Larry Ellison

Oracle CEO Larry Ellison once dubbed cloud computing nothing more than “water vapor,” noting three years ago that “all it is is a computer attached to a network.” But now Oracle is making a big bet on the cloud, announcing a series of new products at the company’s OpenWorld conference in San Francisco Sunday night, including a new cloud database service called 12c, public and private cloud services and a hardware device that competes with SAP’s HANA database.

ComputerWorld reports that one of the slides during Ellison’s talk indicated that Oracle’s number one rival for the “infrastructure-as-a-service” product will be Amazon Web Services. Ellison did not offer details on pricing or when some of the offerings will be available, though he did say that “it’s not plain old commodity infrastructure.”

Here’s a roundup of coverage on the new service from a few media outlets:

Julie Bort at Business Insider:

For a guy that once called cloud computing “complete gibberish,” he’s now offering clouds in every way they can be offered: software-as-a-service (where companies pay monthly to use an app over the Internet), platform-as-a-service (where companies pay monthly to have someone else host their apps, typically custom-developed apps) and infrastructure-as-a-service (where companies rent all of the hardware, can set it up the way they want, and use it to host whatever apps they want.)

Arik Hesseldahl at All Things D:

Ellison also launched a few jabs, reminding the audience that the first cloud computing company was Netsuite, a cloud-software company in which Ellison is himself a key investor, and that it first launched in 1998. Salesforce.com, run by former Ellison protege Marc Benioff, the (largest) supplier of cloud based software, was launched in 1999. Ellison also compared cloud computing to the 100-plus year old business model of selling electric power as a service. “It’s a good idea, but it is an old idea,” he said. “The utility model has been with us 100 years or more. He also said that Oracle’s new hardware is faster than hardware from the likes of IBM and SAP.

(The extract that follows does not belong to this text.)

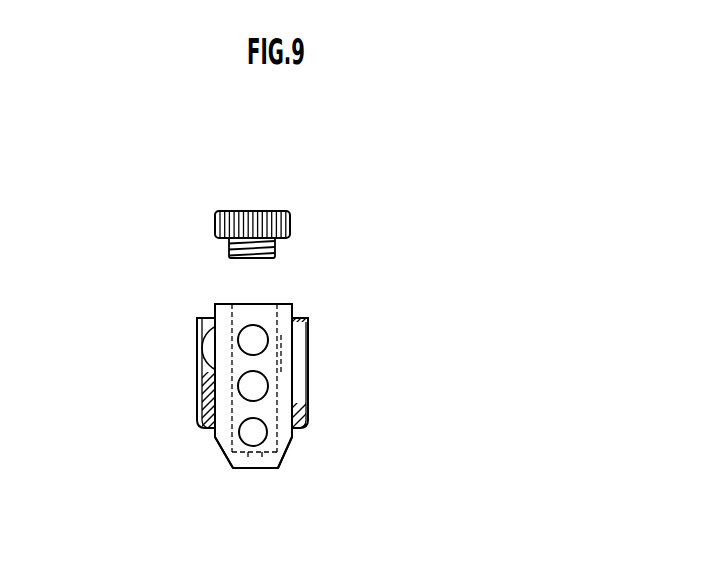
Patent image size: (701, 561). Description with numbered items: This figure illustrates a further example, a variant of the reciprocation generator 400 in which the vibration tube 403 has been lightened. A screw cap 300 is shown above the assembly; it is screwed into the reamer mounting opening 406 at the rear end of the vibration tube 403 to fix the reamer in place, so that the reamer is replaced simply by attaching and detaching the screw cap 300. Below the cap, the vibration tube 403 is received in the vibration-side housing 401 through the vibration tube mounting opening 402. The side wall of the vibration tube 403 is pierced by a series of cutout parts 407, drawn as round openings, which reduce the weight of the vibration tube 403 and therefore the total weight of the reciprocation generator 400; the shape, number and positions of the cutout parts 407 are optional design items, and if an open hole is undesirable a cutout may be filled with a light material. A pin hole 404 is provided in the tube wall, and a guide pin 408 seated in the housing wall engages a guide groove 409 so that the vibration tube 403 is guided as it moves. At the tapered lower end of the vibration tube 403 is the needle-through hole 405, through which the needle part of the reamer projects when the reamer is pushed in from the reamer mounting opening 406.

Quentin Hardy at The New York Times:

Lastly, it means that the fight among all players is going to reach a fever pitch a lot faster than most tech executives would have predicted a year or two ago. Companies that were onstage with Mr. Ellison a year ago, like EMC, got called out for a razzing. SAP, which has had a comeback with its fast data processing, will have to step up its game, now that Mr. Ellison has a machine that (he says) can process 52 times as much data as SAP’s offering. And, quite possibly, we are about to head for another great hallmark of technology transitions, standards wars, where customers try to figure out which company is likely to survive, and which of those likely survivors wants to lock them into an expensive proprietary range of products.

Chris Kanarcus at ComputerWorld:

Ellison also stressed that the Oracle Private Cloud is able to run other Oracle software besides Fusion Applications, such as E-Business Suite, PeopleSoft and Siebel. This ability to have workloads span public and private clouds could give Oracle a selling edge against AWS.

Comments

  • leslie

    For a guy that once called cloud computing ”complete gibberish,” he’s now offering clouds in every way they can be offered – the author needs to understand the meaning of the word gibberish – pertaining to language which doesn’t makes sense – as opposed to a phrase which though understandable doesn’t make sense.

    What said ‘guy’ means is that the term ‘cloud computing’ is does not make sense in the context in what it is being used. It does not mean that the ‘guy’ thinks that what is called cloud computing is not a good idea.

    • guest

      We’re talking Julie Bort here. If you’ve ever read her stuff, she’s long on opinion and short on facts. A perfect fit for much of tech blogging these days unfortunately.